Ce sont les mille difficultés, les mille complications de la vie sociale qui favorisent la diffusion des doctrines communistes ou collectivistes lorsqu’elles ne les font pas naître. Quand on souffre, on aspire vers un remède, et ce sentiment se manifeste, que la souffrance soit réelle ou imaginaire, qu’elle soit le résultat de nos fautes ou le produit de forces majeures. Ce sont généralement les maux les plus sérieux que nous supportons le plus stoïquement, peut-être parce que nous sentons trop vivement qu’il n’y a rien à faire ; mais nous sommes d’autant moins résignés que l’opinion, l’amour-propre, la passion y sont plus intéressés. Il s’ensuit qu’on peut créer des souffrances de toutes pièces en propageant certaines idées, en excitant des appétits, en exploitant les mécontentemens.
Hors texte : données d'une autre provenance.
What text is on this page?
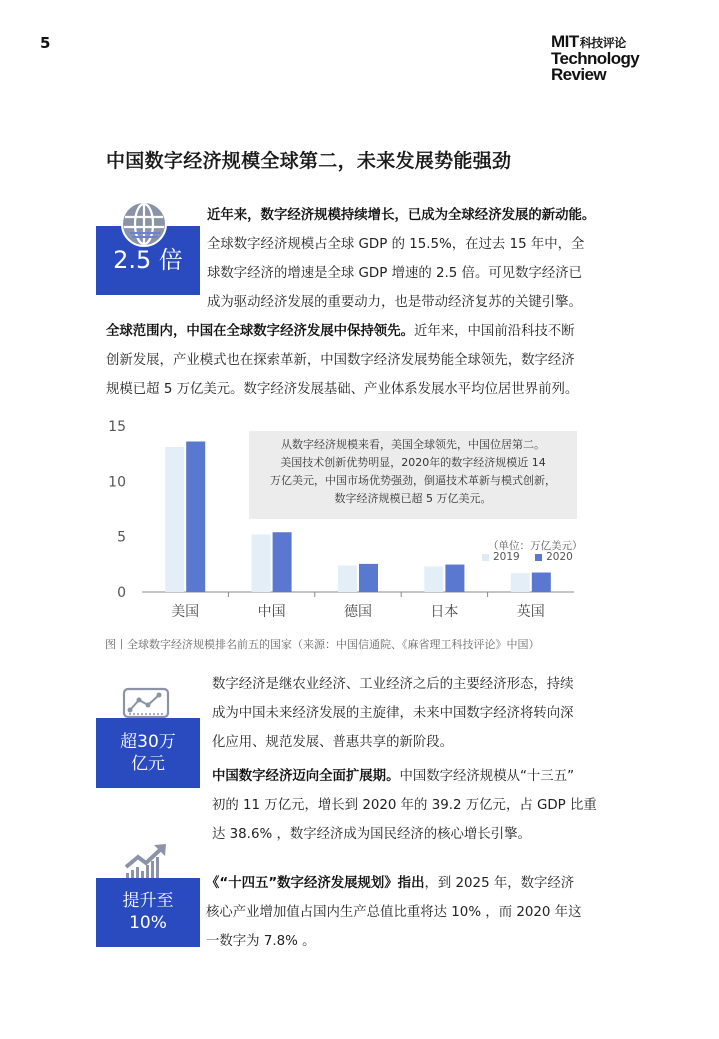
5	MIT科技评论
Technology
Review
中国数字经济规模全球第二，未来发展势能强劲
2.5 倍
近年来，数字经济规模持续增长，已成为全球经济发展的新动能。
全球数字经济规模占全球 GDP 的 15.5%，在过去 15 年中，全
球数字经济的增速是全球 GDP 增速的 2.5 倍。可见数字经济已
成为驱动经济发展的重要动力，也是带动经济复苏的关键引擎。
全球范围内，中国在全球数字经济发展中保持领先。近年来，中国前沿科技不断
创新发展，产业模式也在探索革新，中国数字经济发展势能全球领先，数字经济
规模已超 5 万亿美元。数字经济发展基础、产业体系发展水平均位居世界前列。
0
5
10
15
美国	中国	德国	日本	英国
从数字经济规模来看，美国全球领先，中国位居第二。
美国技术创新优势明显，2020年的数字经济规模近 14
万亿美元，中国市场优势强劲，倒逼技术革新与模式创新，
数字经济规模已超 5 万亿美元。
（单位：万亿美元）
2019	2020
图丨全球数字经济规模排名前五的国家（来源：中国信通院、《麻省理工科技评论》中国）
超30万
亿元
数字经济是继农业经济、工业经济之后的主要经济形态，持续
成为中国未来经济发展的主旋律，未来中国数字经济将转向深
化应用、规范发展、普惠共享的新阶段。
中国数字经济迈向全面扩展期。中国数字经济规模从“十三五”
初的 11 万亿元，增长到 2020 年的 39.2 万亿元，占 GDP 比重
达 38.6% ，数字经济成为国民经济的核心增长引擎。
提升至
10%
《“十四五”数字经济发展规划》指出，到 2025 年，数字经济
核心产业增加值占国内生产总值比重将达 10% ，而 2020 年这
一数字为 7.8% 。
Le socialisme n’a pas été engendré par la haine et l’envie, comme on pourrait le croire en voyant semer ces mauvais sentimens ; c’était une pensée réformatrice qui inspirait les utopies, et si ces œuvres d’imagination n’avaient pas affiché plus tard la prétention d’être prises au sérieux, si ensuite tant d’hommes n’avaient pas fait du socialisme un instrument d’ambition, il n’y aurait pas lieu d’en parler ici. À nos yeux, il n’a d’autre effet que de faire sentir plus profondément les inconvéniens inséparables de cette excellente chose, la densité de la population, car il n’y a pas de médaille sans revers. Pour vivre dans une société où les professions sont encombrées, il faut travailler avec plus d’acharnement et dépenser avec plus de prudence. On le sait, en effet, le travail et l’économie sont les deux grands remèdes sociaux ; réunis, ils forment presque une panacée, mais ils ont un défaut capital, ils exigent un effort de notre part. Eh bien ! nombre de personnes ne peuvent pas se résoudre à faire cet effort ; elles voudraient bien être débarrassées de leurs maux, mais elles demandent à en être guéries par un remède qu’elles n’aient pas besoin d’appliquer elles-mêmes.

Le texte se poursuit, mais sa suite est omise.